なにわのシンボル「通天閣」からたったの徒歩15分ほどのこの場所を、大阪で生まれ育った私もずっとしらなかった。


 学生時代の2年間。ゼミの先生に誘われるままに、釜ヶ崎を支援する団体と共に釜ヶ崎で週一回の夜回りを行っていた。

「こんばんは 夜回りです」

 握ったばかりのホカホカのおにぎりをもって、路上で暮らす方々に声をかけて回る。もちろん、屈強な男性も必ず一緒だ。

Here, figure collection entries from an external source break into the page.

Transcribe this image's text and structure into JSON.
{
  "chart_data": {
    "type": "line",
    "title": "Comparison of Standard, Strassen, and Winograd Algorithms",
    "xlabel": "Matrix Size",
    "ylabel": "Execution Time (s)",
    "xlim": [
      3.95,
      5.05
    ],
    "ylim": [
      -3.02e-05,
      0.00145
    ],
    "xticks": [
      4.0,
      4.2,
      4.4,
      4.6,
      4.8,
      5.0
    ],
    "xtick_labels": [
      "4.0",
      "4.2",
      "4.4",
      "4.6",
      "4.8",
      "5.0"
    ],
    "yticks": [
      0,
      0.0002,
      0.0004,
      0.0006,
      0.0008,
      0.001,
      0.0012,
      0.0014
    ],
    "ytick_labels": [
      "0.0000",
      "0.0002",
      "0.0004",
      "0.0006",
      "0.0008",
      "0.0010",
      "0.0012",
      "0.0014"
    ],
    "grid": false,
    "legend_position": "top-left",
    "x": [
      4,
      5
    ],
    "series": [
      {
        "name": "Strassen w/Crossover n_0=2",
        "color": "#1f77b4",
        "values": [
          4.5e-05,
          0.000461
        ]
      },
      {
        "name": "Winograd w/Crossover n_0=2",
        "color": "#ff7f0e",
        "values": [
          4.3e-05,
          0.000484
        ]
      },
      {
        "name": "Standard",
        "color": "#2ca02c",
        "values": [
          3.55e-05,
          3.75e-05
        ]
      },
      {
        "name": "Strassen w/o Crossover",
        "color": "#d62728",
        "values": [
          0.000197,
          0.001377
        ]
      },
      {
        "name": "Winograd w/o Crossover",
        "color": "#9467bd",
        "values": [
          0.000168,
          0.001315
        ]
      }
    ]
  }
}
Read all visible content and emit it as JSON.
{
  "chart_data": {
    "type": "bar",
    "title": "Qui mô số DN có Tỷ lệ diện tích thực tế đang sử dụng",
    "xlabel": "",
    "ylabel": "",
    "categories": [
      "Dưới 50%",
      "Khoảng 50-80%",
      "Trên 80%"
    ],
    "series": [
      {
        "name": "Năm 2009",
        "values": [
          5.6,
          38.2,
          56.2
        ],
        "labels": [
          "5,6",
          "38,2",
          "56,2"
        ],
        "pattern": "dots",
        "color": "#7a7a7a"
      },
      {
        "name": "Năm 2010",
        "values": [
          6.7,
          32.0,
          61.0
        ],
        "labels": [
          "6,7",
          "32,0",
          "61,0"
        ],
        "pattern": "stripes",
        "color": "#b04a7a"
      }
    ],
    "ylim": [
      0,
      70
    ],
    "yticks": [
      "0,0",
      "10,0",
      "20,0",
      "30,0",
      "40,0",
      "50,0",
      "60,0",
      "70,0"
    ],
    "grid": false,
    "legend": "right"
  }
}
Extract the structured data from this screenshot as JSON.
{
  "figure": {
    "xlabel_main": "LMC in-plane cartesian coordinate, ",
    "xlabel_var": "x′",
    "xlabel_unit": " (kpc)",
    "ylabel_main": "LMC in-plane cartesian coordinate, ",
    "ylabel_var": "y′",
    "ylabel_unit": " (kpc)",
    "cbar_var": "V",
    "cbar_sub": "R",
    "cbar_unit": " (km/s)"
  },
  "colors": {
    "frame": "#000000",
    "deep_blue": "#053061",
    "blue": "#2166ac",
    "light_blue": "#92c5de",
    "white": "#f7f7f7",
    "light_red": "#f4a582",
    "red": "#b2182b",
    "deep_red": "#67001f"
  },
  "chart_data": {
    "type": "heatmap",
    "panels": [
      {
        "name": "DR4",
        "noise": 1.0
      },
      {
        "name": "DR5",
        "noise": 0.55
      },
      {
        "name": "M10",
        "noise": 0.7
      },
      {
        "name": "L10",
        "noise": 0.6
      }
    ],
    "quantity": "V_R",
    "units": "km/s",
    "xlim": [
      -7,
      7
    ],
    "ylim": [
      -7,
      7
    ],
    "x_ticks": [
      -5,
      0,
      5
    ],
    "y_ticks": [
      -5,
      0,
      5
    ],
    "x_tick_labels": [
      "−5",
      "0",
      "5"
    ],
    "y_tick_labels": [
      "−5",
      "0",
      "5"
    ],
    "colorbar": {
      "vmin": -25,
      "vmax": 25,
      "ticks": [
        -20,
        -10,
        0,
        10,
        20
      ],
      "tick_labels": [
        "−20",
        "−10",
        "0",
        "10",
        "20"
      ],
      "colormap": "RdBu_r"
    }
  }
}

 最初は声をかけるのはおろか、街へ踏み入れることも怖くて仕方なかった。街は見たことがないような特異な景色と異様な雰囲気だった。

「こんばんは。夜回りです」

 寝ている方も多いので、なるべく驚かせないように、一軒一軒そっと声をかけていく。ときには一言二言ことばを交わす。

「ありがとう。おおきに。すんません」

 配り終わって家路につくころは、別世界へのトリップを終えたかのように決まって放心状態。次の日からはまたもといた世界に戻る。

 

 路上で暮らす方の多くは、高齢かつ身寄りがない男性。
倒産やリストラ、借金、けがや病気、さまざまな理由で路上生活者となる。
 その風貌や存在から、「怖い」と思われがちなおじさんたち。たった二年間だけだけれど、おじさんたちは一度も怖くなかった。
 銃声が聞こえてきたこともあるし、明らかにその筋の人もいる。薬の売人や娼婦も街角にたつ。
でも、路上生活者に怖い思いをしたことはいちどもない。

 路上生活者の人たちが一番怖いのは、「普通の人」だと聞いたことがある。

働かずに怠けている。
怖い。
見ちゃダメ。

「普通の人」がむける差別や偏見。突き刺さる侮蔑の視線。
「普通の人」からの悪質な襲撃は耐えることがないという。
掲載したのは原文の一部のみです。